Wealthy manipulate stock market
Carol Perry gave us some food for thought in her column June 23. Add Ron Wood’s interest and inflation vs. real gross domestic product and cost of living argument, and it makes for an interesting stew.
Perry notes how real estate values are again on an “unrealistic course,” she says for lack of inventory. How can there be a shortage of properties when we’ve lost to foreclosure? Her observation is that the “super-rich” prosper most in post-recession periods.
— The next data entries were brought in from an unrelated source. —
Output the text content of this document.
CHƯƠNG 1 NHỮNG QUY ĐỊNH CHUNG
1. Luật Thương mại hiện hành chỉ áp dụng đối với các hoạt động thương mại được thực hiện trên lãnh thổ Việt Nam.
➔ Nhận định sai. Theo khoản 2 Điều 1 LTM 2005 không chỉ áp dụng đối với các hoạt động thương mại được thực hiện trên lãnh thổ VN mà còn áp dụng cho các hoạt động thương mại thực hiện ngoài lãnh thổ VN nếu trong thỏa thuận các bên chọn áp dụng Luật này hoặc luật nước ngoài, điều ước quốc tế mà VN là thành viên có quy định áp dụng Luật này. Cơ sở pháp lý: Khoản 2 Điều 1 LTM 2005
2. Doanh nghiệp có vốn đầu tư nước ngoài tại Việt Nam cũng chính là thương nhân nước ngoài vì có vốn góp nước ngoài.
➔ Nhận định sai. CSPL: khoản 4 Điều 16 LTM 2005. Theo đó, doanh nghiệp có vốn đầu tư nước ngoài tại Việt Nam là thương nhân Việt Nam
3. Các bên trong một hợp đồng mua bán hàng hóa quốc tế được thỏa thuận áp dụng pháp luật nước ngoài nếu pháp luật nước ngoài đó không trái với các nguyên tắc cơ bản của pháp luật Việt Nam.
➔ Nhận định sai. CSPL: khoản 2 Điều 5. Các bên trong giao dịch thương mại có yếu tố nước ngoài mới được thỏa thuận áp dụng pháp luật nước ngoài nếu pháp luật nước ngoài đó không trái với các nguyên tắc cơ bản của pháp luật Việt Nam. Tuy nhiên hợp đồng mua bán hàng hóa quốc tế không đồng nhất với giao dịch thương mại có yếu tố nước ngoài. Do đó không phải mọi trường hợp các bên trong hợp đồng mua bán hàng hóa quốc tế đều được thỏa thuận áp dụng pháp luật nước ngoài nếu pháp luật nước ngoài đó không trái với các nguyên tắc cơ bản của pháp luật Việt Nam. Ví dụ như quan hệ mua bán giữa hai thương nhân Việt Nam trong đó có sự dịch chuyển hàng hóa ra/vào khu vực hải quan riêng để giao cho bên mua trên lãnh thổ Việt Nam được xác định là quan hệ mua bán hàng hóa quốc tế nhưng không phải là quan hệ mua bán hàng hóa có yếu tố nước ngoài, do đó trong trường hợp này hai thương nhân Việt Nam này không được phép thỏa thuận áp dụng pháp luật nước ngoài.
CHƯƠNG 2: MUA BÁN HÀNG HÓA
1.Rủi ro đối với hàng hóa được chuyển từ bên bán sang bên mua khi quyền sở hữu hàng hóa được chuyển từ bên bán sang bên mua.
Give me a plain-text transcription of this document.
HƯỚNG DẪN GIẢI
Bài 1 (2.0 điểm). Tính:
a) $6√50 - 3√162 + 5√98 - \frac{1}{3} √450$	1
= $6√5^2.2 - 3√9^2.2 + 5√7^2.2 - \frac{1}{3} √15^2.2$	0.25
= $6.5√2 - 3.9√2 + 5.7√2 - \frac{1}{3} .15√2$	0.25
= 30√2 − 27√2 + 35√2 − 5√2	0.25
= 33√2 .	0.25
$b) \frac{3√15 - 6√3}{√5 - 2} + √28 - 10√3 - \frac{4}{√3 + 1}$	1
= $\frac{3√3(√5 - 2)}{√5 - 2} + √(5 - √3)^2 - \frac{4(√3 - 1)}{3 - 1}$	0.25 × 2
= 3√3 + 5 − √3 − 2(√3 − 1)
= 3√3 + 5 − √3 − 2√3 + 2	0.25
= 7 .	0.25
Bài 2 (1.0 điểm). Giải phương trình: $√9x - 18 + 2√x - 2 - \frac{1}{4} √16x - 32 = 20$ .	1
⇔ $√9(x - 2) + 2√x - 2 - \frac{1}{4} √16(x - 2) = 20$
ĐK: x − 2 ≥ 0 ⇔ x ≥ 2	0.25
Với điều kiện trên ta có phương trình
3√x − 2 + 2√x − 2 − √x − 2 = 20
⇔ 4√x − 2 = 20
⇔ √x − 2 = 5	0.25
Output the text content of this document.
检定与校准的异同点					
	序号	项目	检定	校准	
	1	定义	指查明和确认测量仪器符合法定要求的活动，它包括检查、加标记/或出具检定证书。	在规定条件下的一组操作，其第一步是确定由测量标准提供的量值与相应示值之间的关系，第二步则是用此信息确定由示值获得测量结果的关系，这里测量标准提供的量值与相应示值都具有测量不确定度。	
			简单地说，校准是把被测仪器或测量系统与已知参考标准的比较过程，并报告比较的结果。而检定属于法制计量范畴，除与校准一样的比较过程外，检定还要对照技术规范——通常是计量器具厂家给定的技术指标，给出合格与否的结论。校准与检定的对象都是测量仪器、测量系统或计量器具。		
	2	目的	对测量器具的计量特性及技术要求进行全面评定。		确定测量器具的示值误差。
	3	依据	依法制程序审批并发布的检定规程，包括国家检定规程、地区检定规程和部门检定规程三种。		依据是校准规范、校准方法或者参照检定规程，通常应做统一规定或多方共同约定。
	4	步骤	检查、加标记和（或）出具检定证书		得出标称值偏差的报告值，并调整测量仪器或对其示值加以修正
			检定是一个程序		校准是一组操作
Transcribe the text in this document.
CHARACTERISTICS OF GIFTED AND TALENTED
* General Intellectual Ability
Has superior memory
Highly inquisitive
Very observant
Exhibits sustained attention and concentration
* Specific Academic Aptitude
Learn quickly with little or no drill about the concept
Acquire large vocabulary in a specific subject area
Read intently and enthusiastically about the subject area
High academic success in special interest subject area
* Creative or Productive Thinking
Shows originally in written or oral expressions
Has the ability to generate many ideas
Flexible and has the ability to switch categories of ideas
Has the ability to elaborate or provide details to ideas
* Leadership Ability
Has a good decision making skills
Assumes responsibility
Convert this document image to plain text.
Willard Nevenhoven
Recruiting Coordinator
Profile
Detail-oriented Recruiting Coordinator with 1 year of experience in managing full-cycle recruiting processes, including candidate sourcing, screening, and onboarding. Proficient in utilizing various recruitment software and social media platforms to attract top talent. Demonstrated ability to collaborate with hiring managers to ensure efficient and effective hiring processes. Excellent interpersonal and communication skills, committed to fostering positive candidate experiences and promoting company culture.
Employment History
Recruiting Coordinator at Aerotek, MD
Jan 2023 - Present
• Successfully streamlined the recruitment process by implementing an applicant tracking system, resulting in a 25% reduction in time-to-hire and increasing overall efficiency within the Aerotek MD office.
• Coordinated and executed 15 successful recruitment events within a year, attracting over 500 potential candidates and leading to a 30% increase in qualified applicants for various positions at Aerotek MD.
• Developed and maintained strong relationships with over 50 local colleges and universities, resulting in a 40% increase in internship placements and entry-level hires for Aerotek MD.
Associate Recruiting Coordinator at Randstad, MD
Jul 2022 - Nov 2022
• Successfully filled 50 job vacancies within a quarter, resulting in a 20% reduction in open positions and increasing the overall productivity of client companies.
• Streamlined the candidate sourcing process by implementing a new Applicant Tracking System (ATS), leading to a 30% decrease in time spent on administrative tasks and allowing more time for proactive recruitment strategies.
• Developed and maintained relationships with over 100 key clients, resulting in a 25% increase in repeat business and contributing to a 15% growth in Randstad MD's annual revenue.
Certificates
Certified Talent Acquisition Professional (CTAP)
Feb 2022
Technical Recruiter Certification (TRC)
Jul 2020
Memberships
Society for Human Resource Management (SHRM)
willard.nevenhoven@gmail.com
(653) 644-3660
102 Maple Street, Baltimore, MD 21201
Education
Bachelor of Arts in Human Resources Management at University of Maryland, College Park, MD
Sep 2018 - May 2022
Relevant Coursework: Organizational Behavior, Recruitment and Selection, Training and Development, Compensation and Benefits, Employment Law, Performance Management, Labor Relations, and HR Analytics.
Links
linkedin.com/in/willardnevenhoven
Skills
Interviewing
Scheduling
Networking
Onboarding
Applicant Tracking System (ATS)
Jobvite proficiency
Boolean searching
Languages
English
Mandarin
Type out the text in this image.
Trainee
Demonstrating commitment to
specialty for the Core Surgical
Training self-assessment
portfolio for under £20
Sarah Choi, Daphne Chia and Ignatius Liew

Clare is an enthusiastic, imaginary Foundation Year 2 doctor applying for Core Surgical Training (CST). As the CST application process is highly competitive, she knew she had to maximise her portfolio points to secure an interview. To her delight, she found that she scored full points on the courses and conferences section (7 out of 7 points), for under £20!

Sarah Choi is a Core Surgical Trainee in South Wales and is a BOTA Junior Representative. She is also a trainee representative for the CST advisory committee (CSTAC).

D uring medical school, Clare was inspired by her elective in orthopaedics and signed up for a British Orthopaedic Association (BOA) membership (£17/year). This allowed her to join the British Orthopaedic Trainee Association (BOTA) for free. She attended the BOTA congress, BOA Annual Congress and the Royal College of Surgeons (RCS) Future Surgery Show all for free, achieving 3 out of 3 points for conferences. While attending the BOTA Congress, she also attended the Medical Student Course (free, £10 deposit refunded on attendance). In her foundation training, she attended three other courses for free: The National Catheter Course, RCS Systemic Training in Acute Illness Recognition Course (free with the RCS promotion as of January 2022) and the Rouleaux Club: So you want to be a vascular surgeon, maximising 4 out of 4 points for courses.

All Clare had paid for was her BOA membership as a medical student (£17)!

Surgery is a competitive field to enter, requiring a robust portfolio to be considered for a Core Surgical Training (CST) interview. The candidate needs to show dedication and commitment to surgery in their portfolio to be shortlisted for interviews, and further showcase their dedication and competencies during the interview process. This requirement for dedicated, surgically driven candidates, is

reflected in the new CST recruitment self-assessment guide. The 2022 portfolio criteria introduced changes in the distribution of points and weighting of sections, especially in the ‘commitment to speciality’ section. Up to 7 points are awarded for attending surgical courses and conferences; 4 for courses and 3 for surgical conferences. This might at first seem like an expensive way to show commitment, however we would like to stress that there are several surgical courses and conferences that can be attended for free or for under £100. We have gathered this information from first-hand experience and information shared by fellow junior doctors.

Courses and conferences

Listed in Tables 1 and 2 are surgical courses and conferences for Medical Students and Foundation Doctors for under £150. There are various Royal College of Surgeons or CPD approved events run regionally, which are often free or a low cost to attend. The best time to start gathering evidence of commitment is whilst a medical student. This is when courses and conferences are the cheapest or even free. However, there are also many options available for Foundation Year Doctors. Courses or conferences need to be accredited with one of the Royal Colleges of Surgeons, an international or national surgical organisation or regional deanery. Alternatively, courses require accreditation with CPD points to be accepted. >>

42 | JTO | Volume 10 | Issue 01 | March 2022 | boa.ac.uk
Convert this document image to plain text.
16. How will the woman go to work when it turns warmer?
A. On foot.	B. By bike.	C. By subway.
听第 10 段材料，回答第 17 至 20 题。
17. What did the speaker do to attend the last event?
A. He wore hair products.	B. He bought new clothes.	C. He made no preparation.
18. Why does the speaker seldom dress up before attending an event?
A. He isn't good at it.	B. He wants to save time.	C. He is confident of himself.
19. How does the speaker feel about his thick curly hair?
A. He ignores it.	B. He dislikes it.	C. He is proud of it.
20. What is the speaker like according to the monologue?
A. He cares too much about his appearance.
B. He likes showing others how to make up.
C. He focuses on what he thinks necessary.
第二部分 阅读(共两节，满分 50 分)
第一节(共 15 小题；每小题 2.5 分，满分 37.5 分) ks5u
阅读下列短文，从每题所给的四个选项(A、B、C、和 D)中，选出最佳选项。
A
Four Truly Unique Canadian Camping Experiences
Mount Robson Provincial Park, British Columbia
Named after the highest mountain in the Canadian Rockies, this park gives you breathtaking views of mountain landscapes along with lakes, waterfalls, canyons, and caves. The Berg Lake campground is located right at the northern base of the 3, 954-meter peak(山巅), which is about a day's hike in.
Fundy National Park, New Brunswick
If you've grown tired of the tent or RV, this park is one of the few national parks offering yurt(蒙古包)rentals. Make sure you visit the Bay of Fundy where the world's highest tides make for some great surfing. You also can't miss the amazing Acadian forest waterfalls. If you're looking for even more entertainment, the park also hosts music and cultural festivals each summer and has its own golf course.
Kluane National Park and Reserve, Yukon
Banks were never willing to renegotiate loans. Mortgages were repackaged and sold to those who could afford them, likely held in reserve as a part of whatever scheme best profits the buyer. Thank the Federal Reserve for extending quantitative easing, or low interest rates to help them.
Wood uses the Fed’s own numbers to tell of the 13 recessions we’ve suffered since 1960. He argues interest and inflation are not accurate numbers to reflect the truth. We’ve seen how low interest benefits the wealthy most, and inflation statistics are misleading. She tells us it is the number of people participating in economic growth that is real. Wood says it is the RGDP and cost of living ratio, our buying power as opposed to earlier that matters.
The market is too easily manipulated by the wealthy. As for the Fed, they are outlaw in their very existence. Their participation in this fraudulent money grab makes them doubly criminal. Perry tells us we’re lining up at the stock exchange to get fleeced again, like 2008 never happened.